We report the results of a four year experiment in which over twenty thousand volunteers made predictions about hundreds of real world geopolitical events in dozens of carefully controlled experiments, all designed to answer questions about what interventions increase the accuracy of forecasts. What traits do good forecasters share? How important is domain expertise? Can training improve forecasts? How should forecasts be elicited--surveys or prediction markets? How should that wisdom be combined? What clever statistical aggregations work best?
Joint work with Phil Tetlock, Barbara Mellers, and the Team Good Judgment, all at the University of Pennsylvania.
The Stanford EE Computer Systems Colloquium (EE380) meets on Wednesdays 4:30-5:45 throughout the academic year. Talks are given before a live audience in Room B03 in the basement of the Gates Computer Science Building on the Stanford Campus. The live talks (and the videos hosted at Stanford and on YouTube) are open to the public.
Dr.
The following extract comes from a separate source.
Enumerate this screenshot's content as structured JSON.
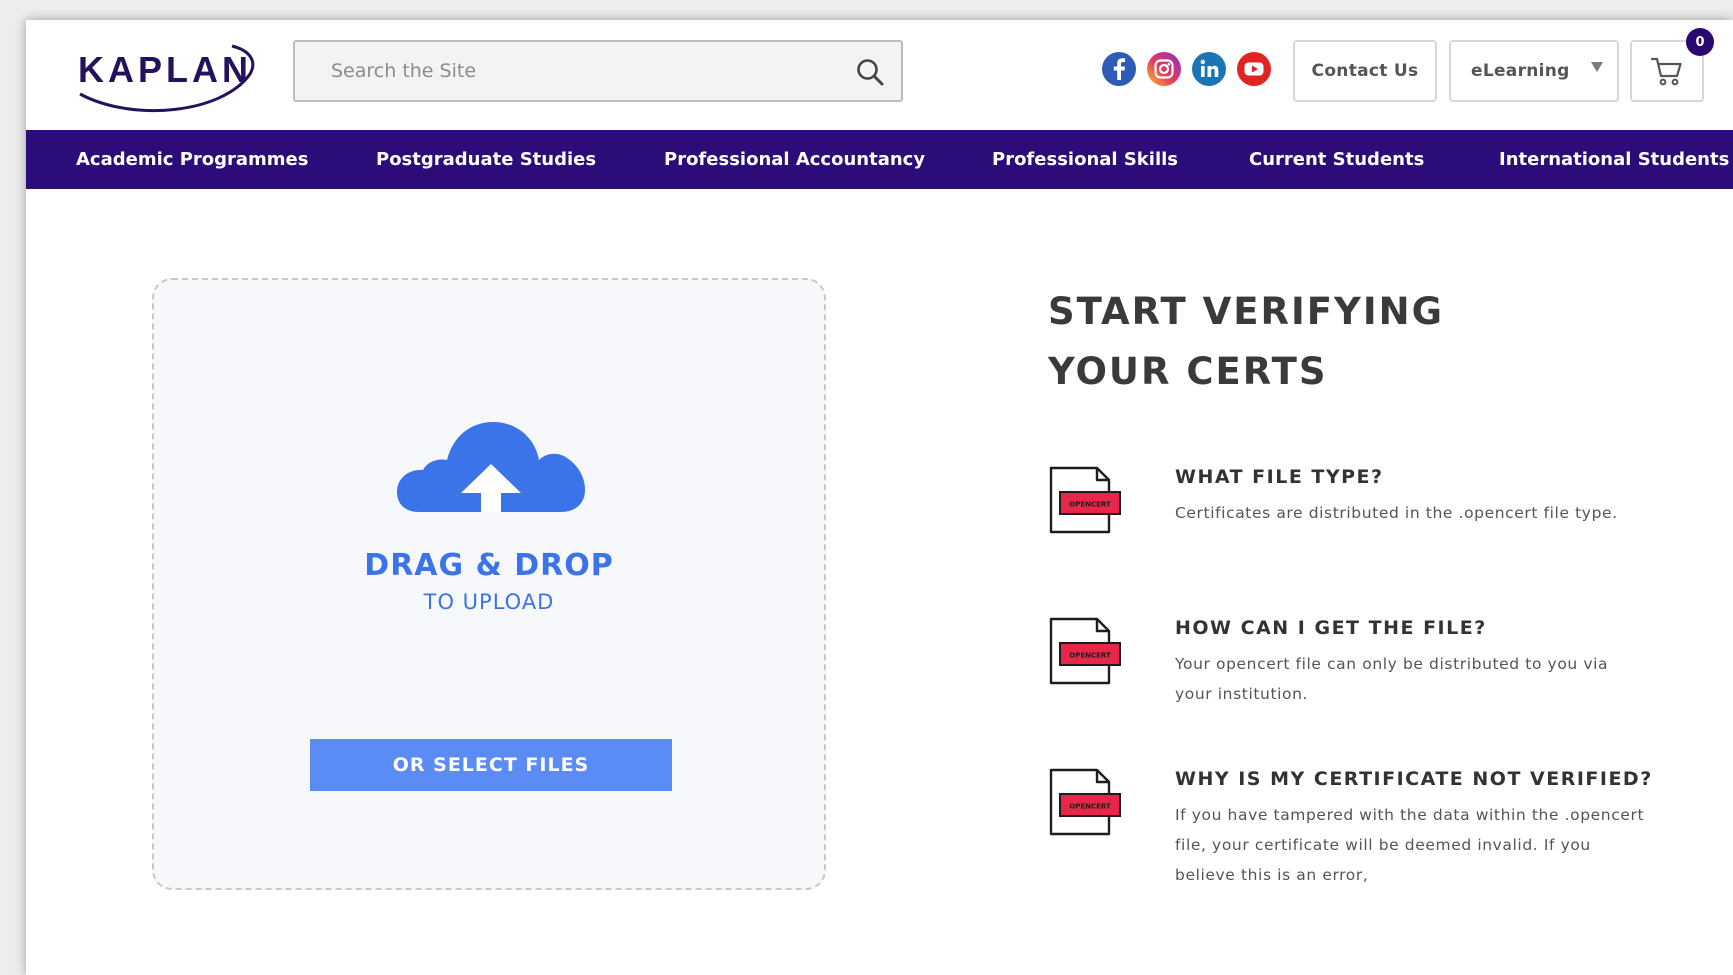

Lyle Ungar is a Professor of Computer and Information Science at the University of Pennsylvania, where he also holds appointments in multiple departments in the Schools of Business, Medicine, Arts and Sciences, and Engineering and Applied Science. Lyle received a B.S. from Stanford University and a Ph.D. from M.I.T. He has published over 200 articles and in co-inventor on eleven patents. His current research focuses on developing scalable machine learning methods for data mining and text mining, including spectral methods for natural language processing, statistical models for aggregating crowd-sourced predictions, and techniques to analyze social media to better understand the drivers of physical and mental well-being.